Chaplain’s craft lifts him above the clouds

  • Published
  • By Wayne Bryant
  • 37th Training Wing Public Affairs
Moving checklist: Pack the boxes, stop the newspaper, arrange transportation and fuel the airplane. For a Lackland Air Force Base chaplain, getting to his next base will require a flight plan of his own.

Taking Chaplain (Maj.) Weston Walker to his next assignment at Hill AFB, Utah, will be his own home-built airplane. The chaplain recently flew the aircraft he built on a house-hunting trip to Hill.

“Flying has been an interest of mine for many years,” the chaplain said. “I learned to fly nine years ago while at my first base, Hill. It’s interesting that where I first learned to fly is where I’m flying my own aircraft to.”

Chaplain Walker has spent the last two and one-half years building his aircraft from a kit. The Zenith Zodiac 601XL is a little two-seat, propeller-driven craft.

“I worked on it whenever I could,” he said. “Some months I’d get in 80 hours and others I’d only get to work on it for 12 hours. But, if you ask my wife, she probably thinks it was more like 1,000 hours a month.”

The plane was built in his garage and major assemblies were done at a hangar he rented locally. He said it took approximately 1,200 hours total.

The all-aluminum aircraft kit, which required no bends or welds for the chaplain to make, is held together with rivets, hundreds of them.

“I did have to drill holes and put in the rivets,” Chaplain Walker said.

The plane holds 24 gallons of fuel that lasts about three and one-half hours, or about 400 miles.

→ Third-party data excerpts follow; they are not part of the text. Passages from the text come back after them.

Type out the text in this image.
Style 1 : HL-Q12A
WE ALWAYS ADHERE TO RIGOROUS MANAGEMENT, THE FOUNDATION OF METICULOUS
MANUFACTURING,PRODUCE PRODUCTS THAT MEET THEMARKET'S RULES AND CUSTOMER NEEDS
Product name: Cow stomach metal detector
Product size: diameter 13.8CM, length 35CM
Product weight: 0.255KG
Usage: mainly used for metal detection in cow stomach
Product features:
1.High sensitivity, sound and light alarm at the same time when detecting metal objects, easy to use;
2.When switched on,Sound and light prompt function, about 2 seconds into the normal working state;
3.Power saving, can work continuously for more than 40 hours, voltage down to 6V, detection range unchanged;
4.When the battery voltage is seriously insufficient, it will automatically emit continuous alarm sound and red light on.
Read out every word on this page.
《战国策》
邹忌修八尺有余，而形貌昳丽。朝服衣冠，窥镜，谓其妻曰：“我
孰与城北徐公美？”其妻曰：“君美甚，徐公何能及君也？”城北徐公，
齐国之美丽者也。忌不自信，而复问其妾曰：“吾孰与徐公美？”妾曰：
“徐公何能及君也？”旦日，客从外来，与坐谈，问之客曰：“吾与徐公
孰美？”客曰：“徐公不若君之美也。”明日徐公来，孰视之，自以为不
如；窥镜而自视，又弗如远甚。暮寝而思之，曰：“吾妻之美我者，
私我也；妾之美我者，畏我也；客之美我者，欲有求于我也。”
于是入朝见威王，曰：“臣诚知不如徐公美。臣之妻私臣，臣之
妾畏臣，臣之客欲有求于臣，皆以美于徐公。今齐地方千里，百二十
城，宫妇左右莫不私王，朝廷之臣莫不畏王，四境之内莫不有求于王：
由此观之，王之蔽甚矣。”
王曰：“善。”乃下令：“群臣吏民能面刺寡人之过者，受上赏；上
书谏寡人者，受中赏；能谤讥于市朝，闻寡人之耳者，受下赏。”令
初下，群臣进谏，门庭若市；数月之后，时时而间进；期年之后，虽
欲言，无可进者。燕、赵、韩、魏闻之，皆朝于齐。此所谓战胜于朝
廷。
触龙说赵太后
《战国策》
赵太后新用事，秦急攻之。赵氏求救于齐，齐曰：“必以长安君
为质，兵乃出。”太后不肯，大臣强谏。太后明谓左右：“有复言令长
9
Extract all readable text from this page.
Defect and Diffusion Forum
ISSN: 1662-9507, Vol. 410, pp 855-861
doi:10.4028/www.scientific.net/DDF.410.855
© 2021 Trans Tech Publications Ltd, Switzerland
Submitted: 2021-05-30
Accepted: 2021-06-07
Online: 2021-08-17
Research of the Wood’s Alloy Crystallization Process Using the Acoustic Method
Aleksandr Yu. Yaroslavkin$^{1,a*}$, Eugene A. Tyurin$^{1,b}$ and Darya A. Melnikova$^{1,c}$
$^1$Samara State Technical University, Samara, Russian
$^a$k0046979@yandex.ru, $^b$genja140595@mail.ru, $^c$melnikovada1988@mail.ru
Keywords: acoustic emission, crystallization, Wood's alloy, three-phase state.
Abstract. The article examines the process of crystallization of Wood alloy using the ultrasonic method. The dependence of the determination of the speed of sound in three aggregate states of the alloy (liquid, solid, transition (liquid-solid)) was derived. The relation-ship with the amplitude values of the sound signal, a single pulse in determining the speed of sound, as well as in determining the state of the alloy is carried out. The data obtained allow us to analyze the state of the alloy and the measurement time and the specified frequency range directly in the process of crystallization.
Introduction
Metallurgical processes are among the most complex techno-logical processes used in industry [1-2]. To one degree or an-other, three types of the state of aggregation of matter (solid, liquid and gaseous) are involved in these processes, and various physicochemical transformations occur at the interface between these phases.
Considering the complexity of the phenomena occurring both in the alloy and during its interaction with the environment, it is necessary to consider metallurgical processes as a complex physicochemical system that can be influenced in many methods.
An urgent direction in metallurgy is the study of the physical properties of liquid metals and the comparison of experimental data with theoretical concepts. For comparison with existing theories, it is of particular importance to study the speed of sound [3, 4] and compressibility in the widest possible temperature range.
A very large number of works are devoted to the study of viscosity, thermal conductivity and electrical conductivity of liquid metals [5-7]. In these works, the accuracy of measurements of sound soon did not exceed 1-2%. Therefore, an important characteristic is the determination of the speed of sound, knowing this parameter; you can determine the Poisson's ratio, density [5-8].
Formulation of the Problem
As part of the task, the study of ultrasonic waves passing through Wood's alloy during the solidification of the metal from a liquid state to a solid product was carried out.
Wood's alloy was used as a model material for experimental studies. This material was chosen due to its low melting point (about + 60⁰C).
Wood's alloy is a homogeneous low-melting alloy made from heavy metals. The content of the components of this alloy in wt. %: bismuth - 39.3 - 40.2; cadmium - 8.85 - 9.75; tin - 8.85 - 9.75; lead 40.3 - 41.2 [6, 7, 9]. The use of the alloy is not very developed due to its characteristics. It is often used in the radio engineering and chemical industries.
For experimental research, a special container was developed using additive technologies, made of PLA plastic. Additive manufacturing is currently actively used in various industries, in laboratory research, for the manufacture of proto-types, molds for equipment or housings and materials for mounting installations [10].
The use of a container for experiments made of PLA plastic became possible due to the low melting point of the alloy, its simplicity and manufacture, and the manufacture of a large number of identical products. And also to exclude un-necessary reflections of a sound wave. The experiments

Chaplain Walker aid the craft “flies very nice, especially in the morning.” But said it can get a little bumpy in the hot afternoons in Texas.

His craft was completed in January, but because it was hand built, the Federal Aviation Administration requires that it undergo testing.

Before the FAA would certify it ready for flight, the chaplain had to fly about 40 hours while running tests. He could not carry any passengers or fly more than 25 miles away from his home airport. Tests included loading the aircraft with sandbags to its weight limit for takeoff and landing.

Since testing, he has logged 20 more flying hours. In fact, his 16-year-old son, Austin, who has flown in the craft several times, is interested in learning to fly himself.

The aircraft is somewhat of a family project, Chaplain Walker said. His daughter, Whitney, added a little personalized art to the “no step” sign on the wing. While his wife, Judy, has flown with him once, she said, “At least one parent has to remain on the ground at all times – just in case.”

Chaplain Walker has been stationed at here for four years, two at Wilford Hall Medical Center and two more with the 37th Training Wing. He is the senior chaplain at the permanent party chapel.